NHSE will have wide discretion in deciding on the rules, including the ability to determine what services will and will not be paid for, and on who will be eligible. The way is clear for services not to be provided and not paid for, backed by dropping the legal duty to arrange hospital services (see section 1 above), and for lobbying by representatives of private healthcare providers. Patients having to pay for services that are no longer paid for or provided by the NHS is now likely.


8. Local authority representation on ICBs will be limited to one member covering (usually) several local authorities, whilst the more local ‘place-based’ ICB committees will not have power to determine their budgets

Local authority influence on ICB decisions will be limited, as there will only be one LA representative on ICBs (see section 4 above), but the vast majority of ICBs cover more than one LA area, and usually many more.

Local authorities may sit on the more local place-based committees of the ICB, but ‘places’ are neither defined nor even mentioned in the Bill. Their budgets will be controlled by the ICBs.
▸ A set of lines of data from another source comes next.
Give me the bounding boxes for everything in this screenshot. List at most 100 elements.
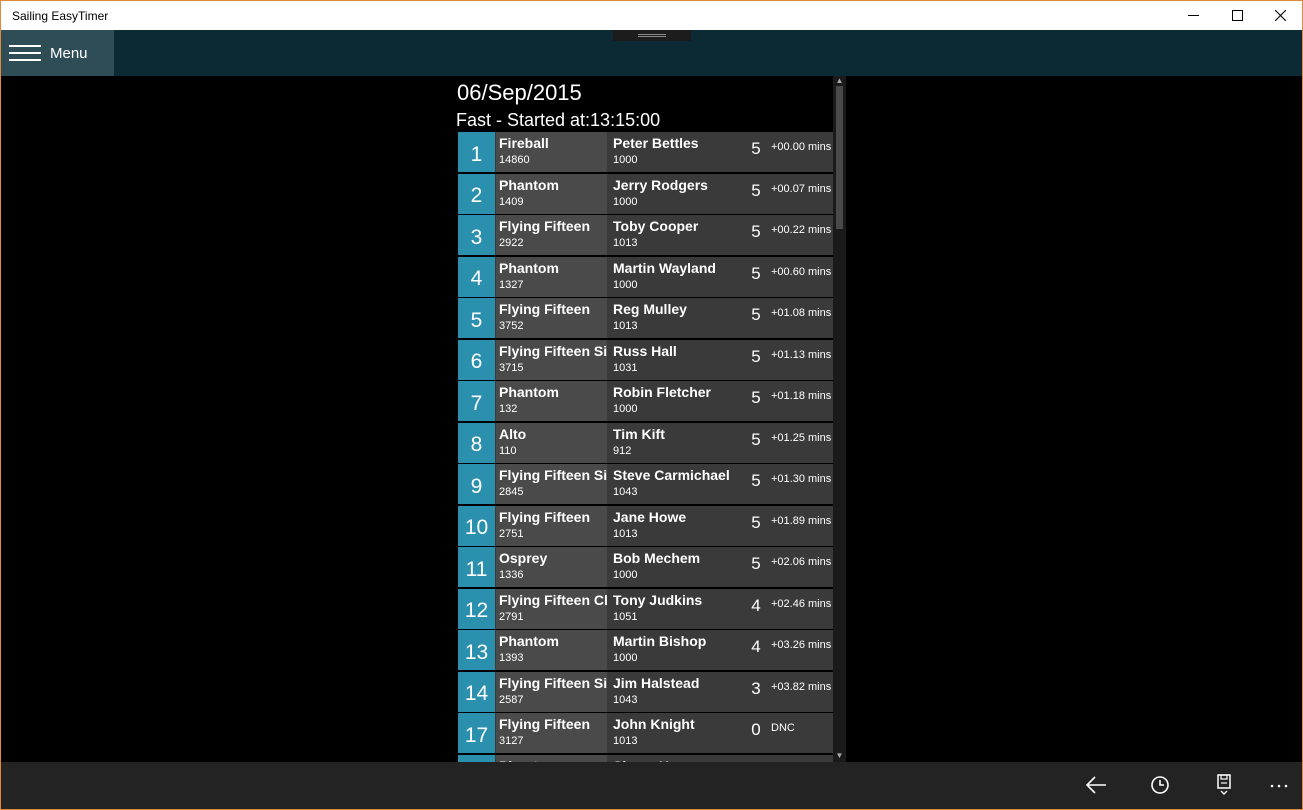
laps-count: 3 — [751, 678, 761, 698]
sail-number: 2587 — [499, 693, 524, 706]
sail-number: 1327 — [499, 278, 524, 291]
scrollbar[interactable]: ▲ ▼ — [833, 76, 846, 762]
result-row[interactable]: 9 Flying Fifteen Silv 2845 Steve Carmichael… — [458, 464, 834, 504]
more-icon — [1270, 784, 1288, 788]
sail-number: 2922 — [499, 237, 524, 249]
handicap: 912 — [613, 444, 632, 457]
laps-count: 5 — [751, 139, 761, 158]
maximize-icon — [1231, 10, 1243, 21]
boat-class: Flying Fifteen — [499, 218, 590, 234]
handicap: 1000 — [613, 154, 638, 166]
back-button[interactable] — [1081, 770, 1111, 800]
boat-class: Flying Fifteen Silv — [499, 467, 607, 483]
close-button[interactable] — [1258, 1, 1302, 30]
history-button[interactable] — [1145, 770, 1175, 800]
laps-count: 5 — [751, 512, 761, 532]
position-badge: 1 — [458, 132, 495, 172]
app-header: Menu — [1, 30, 1302, 76]
hamburger-icon — [9, 45, 41, 61]
result-row[interactable]: 4 Phantom 1327 Martin Wayland 1000 5 +00.60 mi… — [458, 256, 834, 297]
result-row[interactable]: 13 Phantom 1393 Martin Bishop 1000 4 +03.26 mi… — [458, 630, 834, 670]
position-badge: 6 — [458, 339, 495, 380]
result-row[interactable]: 12 Flying Fifteen Cla 2791 Tony Judkins 1051… — [458, 588, 834, 629]
result-row[interactable]: 17 Flying Fifteen 3127 John Knight 1013 0 DNC — [458, 713, 834, 753]
drag-handle[interactable] — [613, 30, 691, 41]
sail-number: 132 — [499, 403, 518, 415]
helm-name: Reg Mulley — [613, 301, 687, 317]
sail-number: 14860 — [499, 154, 530, 166]
time-delta: +01.25 mins — [771, 431, 832, 444]
more-button[interactable] — [1264, 770, 1294, 800]
position-badge — [458, 754, 495, 762]
boat-cell: Phantom 1409 — [496, 173, 607, 214]
boat-class: Alto — [499, 425, 527, 442]
result-row[interactable]: PhantomShane H — [458, 754, 834, 762]
laps-count: 5 — [751, 388, 761, 407]
boat-cell: Flying Fifteen 2922 — [496, 215, 607, 255]
boat-cell: Osprey 1336 — [496, 547, 607, 587]
result-row[interactable]: 2 Phantom 1409 Jerry Rodgers 1000 5 +00.07 min… — [458, 173, 834, 214]
race-title: Fast - Started at:13:15:00 — [456, 110, 661, 130]
handicap: 1000 — [613, 652, 638, 664]
command-bar — [1, 762, 1302, 809]
scroll-up-icon[interactable]: ▲ — [835, 77, 844, 85]
result-row[interactable]: 10 Flying Fifteen 2751 Jane Howe 1013 5 +01.89… — [458, 505, 834, 546]
minimize-icon — [1187, 15, 1199, 16]
laps-count: 5 — [751, 471, 761, 490]
result-row[interactable]: 3 Flying Fifteen 2922 Toby Cooper 1013 5 +00.2… — [458, 215, 834, 255]
result-row[interactable]: 7 Phantom 132 Robin Fletcher 1000 5 +01.18 min… — [458, 381, 834, 421]
back-arrow-icon — [1085, 776, 1106, 794]
result-row[interactable]: 11 Osprey 1336 Bob Mechem 1000 5 +02.06 mins — [458, 547, 834, 587]
position-badge: 8 — [458, 422, 495, 463]
sail-number: 3715 — [499, 361, 524, 374]
boat-class: Phantom — [499, 633, 559, 649]
helm-name: Tim Kift — [613, 425, 665, 442]
boat-class: Fireball — [499, 135, 549, 151]
result-row[interactable]: 5 Flying Fifteen 3752 Reg Mulley 1013 5 +01.08… — [458, 298, 834, 338]
sail-number: 2845 — [499, 486, 524, 498]
handicap: 1051 — [613, 610, 638, 623]
time-delta: +01.89 mins — [771, 514, 832, 527]
position-badge: 7 — [458, 381, 495, 421]
boat-cell: Phantom 1327 — [496, 256, 607, 297]
results-panel: 06/Sep/2015 Fast - Started at:13:15:00 1… — [455, 76, 846, 762]
title-bar[interactable]: Sailing EasyTimer — [1, 1, 1302, 30]
time-delta: +01.13 mins — [771, 348, 832, 361]
handicap: 1013 — [613, 735, 638, 747]
laps-count: 5 — [751, 222, 761, 241]
boat-class: Flying Fifteen Silv — [499, 674, 607, 691]
helm-name: Jim Halstead — [613, 674, 700, 691]
position-badge: 12 — [458, 588, 495, 629]
helm-name: Jerry Rodgers — [613, 176, 708, 193]
position-badge: 9 — [458, 464, 495, 504]
time-delta: +01.08 mins — [771, 307, 832, 319]
sail-number: 1393 — [499, 652, 524, 664]
result-row[interactable]: 8 Alto 110 Tim Kift 912 5 +01.25 mins — [458, 422, 834, 463]
time-delta: +01.18 mins — [771, 390, 832, 402]
maximize-button[interactable] — [1215, 1, 1259, 30]
boat-class: Flying Fifteen — [499, 716, 590, 732]
minimize-button[interactable] — [1171, 1, 1215, 30]
boat-cell: Phantom — [496, 754, 607, 762]
sail-number: 1409 — [499, 195, 524, 208]
laps-count: 5 — [751, 346, 761, 366]
position-badge: 3 — [458, 215, 495, 255]
result-row[interactable]: 1 Fireball 14860 Peter Bettles 1000 5 +00.00 m… — [458, 132, 834, 172]
save-button[interactable] — [1209, 770, 1239, 800]
boat-cell: Phantom 132 — [496, 381, 607, 421]
time-delta: +00.00 mins — [771, 141, 832, 153]
handicap: 1000 — [613, 195, 638, 208]
scroll-down-icon[interactable]: ▼ — [835, 752, 844, 760]
result-row[interactable]: 14 Flying Fifteen Silv 2587 Jim Halstead 104… — [458, 671, 834, 712]
menu-button[interactable]: Menu — [1, 30, 114, 76]
app-title: Sailing EasyTimer — [12, 9, 109, 23]
race-date: 06/Sep/2015 — [457, 80, 582, 105]
laps-count: 0 — [751, 720, 761, 739]
boat-cell: Phantom 1393 — [496, 630, 607, 670]
boat-cell: Flying Fifteen Silv 3715 — [496, 339, 607, 380]
sail-number: 1336 — [499, 569, 524, 581]
scroll-thumb[interactable] — [836, 86, 843, 229]
sail-number: 2751 — [499, 527, 524, 540]
result-row[interactable]: 6 Flying Fifteen Silv 3715 Russ Hall 1031 5 +0… — [458, 339, 834, 380]
time-delta: +00.60 mins — [771, 265, 832, 278]
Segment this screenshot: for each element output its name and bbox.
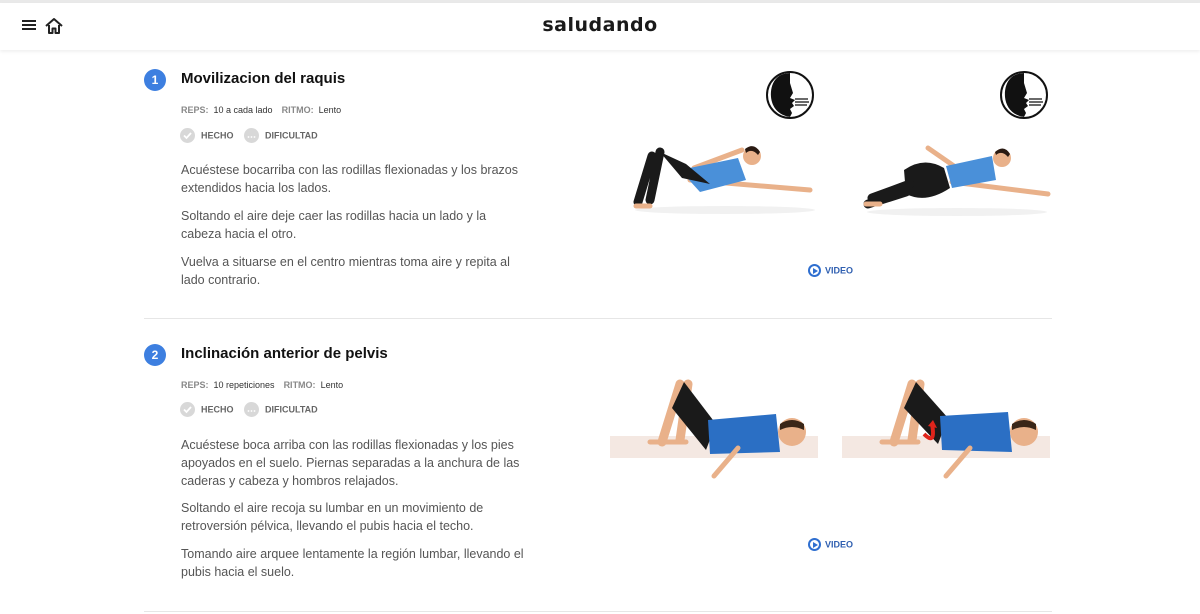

Even LA involvement in the ICPs will not feed directly through to NHS provision, as ICBs will not be bound by the JSNA nor by the integrated care strategies, only required to have regard to them “so far as relevant”.

9. Local authority powers to refer reconfigurations will be affected because the Secretary of State is to be given new intervention powers, but exactly how is unclear

Clause 38 & Schedule 6; NHS Act 2006, new s.68A & Schedule 10A

An ICB or NHSE will have to notify the Secretary of State (SoS) if it proposes a change in the arrangements made by it for the provision of NHS services, where that change impacts on the manner in which a service is delivered to individuals (at the point when the service is received by users), or on the range of health services available to individuals (a "reconfiguration of NHS services").

The SoS may then call-in the proposal for his or her decision. In addition, an ICB, NHSE, NHS trust or NHS foundation trust must notify the SoS if it is are "aware of circumstances that it thinks are likely to result in a need for the reconfiguration of NHS services".

According to the Explanatory Notes, “Most service changes are delivered and implemented locally – planned reconfigurations are developed at local or regional levels by commissioners. The current system for reconfigurations works well for the majority of changes, and this will be left in place for many day-to-day transactions. The aim of this policy is to address the minority of cases which are complex, a significant cause for public concern, or where Ministers can see a critical benefit to taking a particular course of action.” (paragraphs 93-94).

It is not clear, however, how this new power would affect the ability of local authorities to refer reconfigurations to the SoS under Part 4 of the Local Authority (Public Health, Health and Wellbeing Boards and Health Scrutiny) Regulations 2013.